The Westford Planning Board continued the public hearings on the proposed redevelopment at 219 Littleton Road after an extensive, multi-consultant review of traffic, site design and environmental constraints.
Brian Bisel, the applicant’s transportation engineer, described the study’s methodology and several remaining items: he said the team used a "net trip generation increase" approach because counts taken when the hotel was operating were low and adding the proposed residential trips yielded a net increase; he acknowledged the town’s peer reviewer’s request for a Saturday analysis and said the team will provide it but expects it will show a net reduction for some measures. Bisel also presented stopping sight-distance and intersection sight-distance measures, crash analysis results along the frontage, a 1% growth assumption for background traffic and outstanding distribution volumes requested by the peer reviewer.
Town peer reviewer Sam Doro, senior project manager with TET, asked the board to require explicit commitments on design elements that affect safety even if regional projects proceed later: maintenance of sight triangles (no planting above 3.5 feet), clear commitments on retaining sight lines, and short-term mitigation where reasonable. He and the board discussed queue lengths for left turns from the site (the applicant provided a 95th-percentile Q of about 343 feet for one movement and a delay estimate under a minute), truck turning templates for fire and delivery access, and whether signal retiming or small traffic-safety measures should be required if larger corridor projects (MassDOT/495) do not occur in time.
Civil reviewer Katie Cruz and peer reviewer Ashley Gilers described a stormwater approach that combines subsurface chambers, porous pavement in parking areas, a rain garden and water-quality units where high groundwater prevents recharge. They noted the site’s wetland constraints, shallow groundwater, and preserved mature trees limit recharge options; several site-plan and grading items remain open until the applicant submits a consolidated revised plan set. The applicant said an on-site wastewater treatment system has been conceptually approved by MassDEP and that final design and permitting are in progress.
Board members pressed the applicant on operational details that must be resolved in the next submission: a more concrete snow-storage and removal plan (board members flagged northern parking areas as having no feasible storage), the adequacy of delivery/oversized-vehicle spaces for a ~600-unit development, pedestrian connectivity and accessible routes through long parking fields, and whether the proposed bus-stop layout would require a pullout or safe on-road stopping arrangements. The applicant described two proposed bus stops—an internal on-site stop intended for elementary children if the bus approaches from Powers Road, plus an on-Littleton-Road LRTA stop with a shelter for other directions—and said the school department prefers an internal location for elementary students but could use the LRTA stop depending on routing.

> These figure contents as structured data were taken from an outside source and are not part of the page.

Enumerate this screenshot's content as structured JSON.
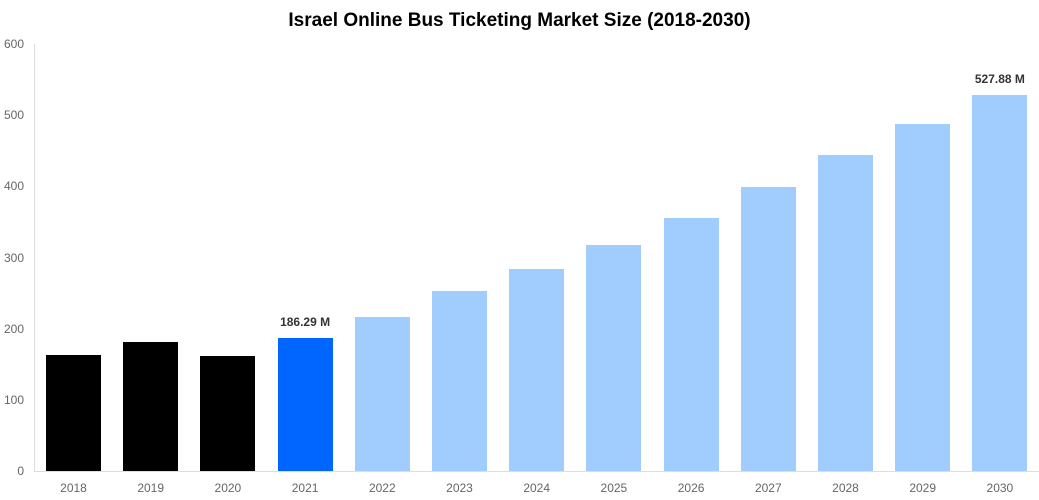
{
  "chart_data": {
    "type": "bar",
    "title": "Israel Online Bus Ticketing Market Size (2018-2030)",
    "xlabel": "",
    "ylabel": "",
    "ylim": [
      0,
      600
    ],
    "yticks": [
      0,
      100,
      200,
      300,
      400,
      500,
      600
    ],
    "grid": false,
    "categories": [
      "2018",
      "2019",
      "2020",
      "2021",
      "2022",
      "2023",
      "2024",
      "2025",
      "2026",
      "2027",
      "2028",
      "2029",
      "2030"
    ],
    "values": [
      163,
      181,
      162,
      186.29,
      216,
      253,
      284,
      318,
      356,
      399,
      444,
      488,
      527.88
    ],
    "colors": [
      "#000000",
      "#000000",
      "#000000",
      "#0066ff",
      "#a0cdfd",
      "#a0cdfd",
      "#a0cdfd",
      "#a0cdfd",
      "#a0cdfd",
      "#a0cdfd",
      "#a0cdfd",
      "#a0cdfd",
      "#a0cdfd"
    ],
    "annotations": [
      {
        "category": "2021",
        "text": "186.29 M"
      },
      {
        "category": "2030",
        "text": "527.88 M"
      }
    ]
  }
}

On historic-preservation, the project team presented plans to restore the on-site historic house and barn (new painted composite siding, replacement of vinyl windows with clad-wood divided-light windows, porch and trim restoration, and accessibility upgrades to the house’s public access). The applicant also proposes limited public amenities at the house and barn (bike storage, bike fix station and visitor access), but confirmed there will be no dedicated public restroom in the outbuilding.
Affordable-housing commitments were discussed: applicant counsel said the team had been working with the Affordable Housing Trust to reweight the deed-restricted mix and is proposing three units at 50% AMI, 23 at 80% AMI and four at 100% AMI; 26 units would continue to count toward the town’s subsidized housing inventory under current rules. The trust will take a formal vote on the arrangement and the applicant said it will reflect any changes in the revised waiver package.
Given the number of outstanding technical and plan-level items, the board voted to continue PB2602/PB2605 to the May 4 meeting to allow submission of a consolidated revised plan set and for consultants to close open review items.